Philosophically, despair is the natural outcome of evolutionary theory, the West's dominant "where we came from" creation myth: if we are here only by the brutal outcome of a battle for survival and the pitiless laws of a purposeless universe, hope can be nothing more than an illusion, a false-crutch for the weak-minded. Experientially, this despair comes from the multitude of seemingly intractable problems which beset the world, ranging from global-warming to terrorism to fiscal uncertainty.
Hope Springs Eternal
Oddly (that is oddly, only to the materialist) we pine for hope, which, according to Alexander Pope, "springs eternal in the human breast." We could stop here and ask where hope comes from, if nature is so hopeless, but instead we note the sad truth that human yearning for hope, when left to itself, always, always and always finds itself shipwrecked on perilous rocks. We hope in all the wrong things!
We put our hope in our brains, brawn, money, family, uprightness, kings, princes and presidents. Isn't that how Obama got to power? Men and women looking for hope, voted for him. The ticket of hope. The Audacity of Hope.
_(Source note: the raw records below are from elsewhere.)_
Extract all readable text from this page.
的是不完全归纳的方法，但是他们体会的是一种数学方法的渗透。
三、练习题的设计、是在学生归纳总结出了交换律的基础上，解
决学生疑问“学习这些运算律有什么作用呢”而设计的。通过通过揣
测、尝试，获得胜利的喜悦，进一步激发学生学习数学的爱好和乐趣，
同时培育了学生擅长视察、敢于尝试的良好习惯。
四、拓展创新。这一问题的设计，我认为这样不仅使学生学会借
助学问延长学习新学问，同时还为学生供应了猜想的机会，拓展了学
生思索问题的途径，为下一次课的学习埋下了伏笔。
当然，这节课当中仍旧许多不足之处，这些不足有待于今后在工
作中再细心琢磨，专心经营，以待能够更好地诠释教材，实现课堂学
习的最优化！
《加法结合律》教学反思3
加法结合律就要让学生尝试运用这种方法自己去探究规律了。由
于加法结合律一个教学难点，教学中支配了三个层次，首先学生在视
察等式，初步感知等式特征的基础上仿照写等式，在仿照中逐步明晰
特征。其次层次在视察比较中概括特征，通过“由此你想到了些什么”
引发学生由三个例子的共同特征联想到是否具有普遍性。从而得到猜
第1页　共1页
The trouble is that all of these human hopes fail. And often they fail "big time".
Surrounded by treacherous enemies, king David said to God, "My hope is in You" (Psalm 25:21). He meant that he hoped in the power of God to rescue him. He hoped in the ability of God to bring good out of evil. He hoped in the purposes of God though he couldn't see them. He hoped in the everlasting love and faithfulness of God. Not in himself or in his money, but in God.
We have even more hope than David, for the resurrection of Jesus from the dead has demonstrated historically, once for all, that tragedy doesn't have the last word, injustice is not the end of the story. God's good and great purposes will always triumph.
David, inspired by the Spirit, said what every believer should be able to say as the New Year dawns: "No-one whose hope is in you will ever be put to shame." (Psalm 25:2) Hope burns as brightly as the promises of God.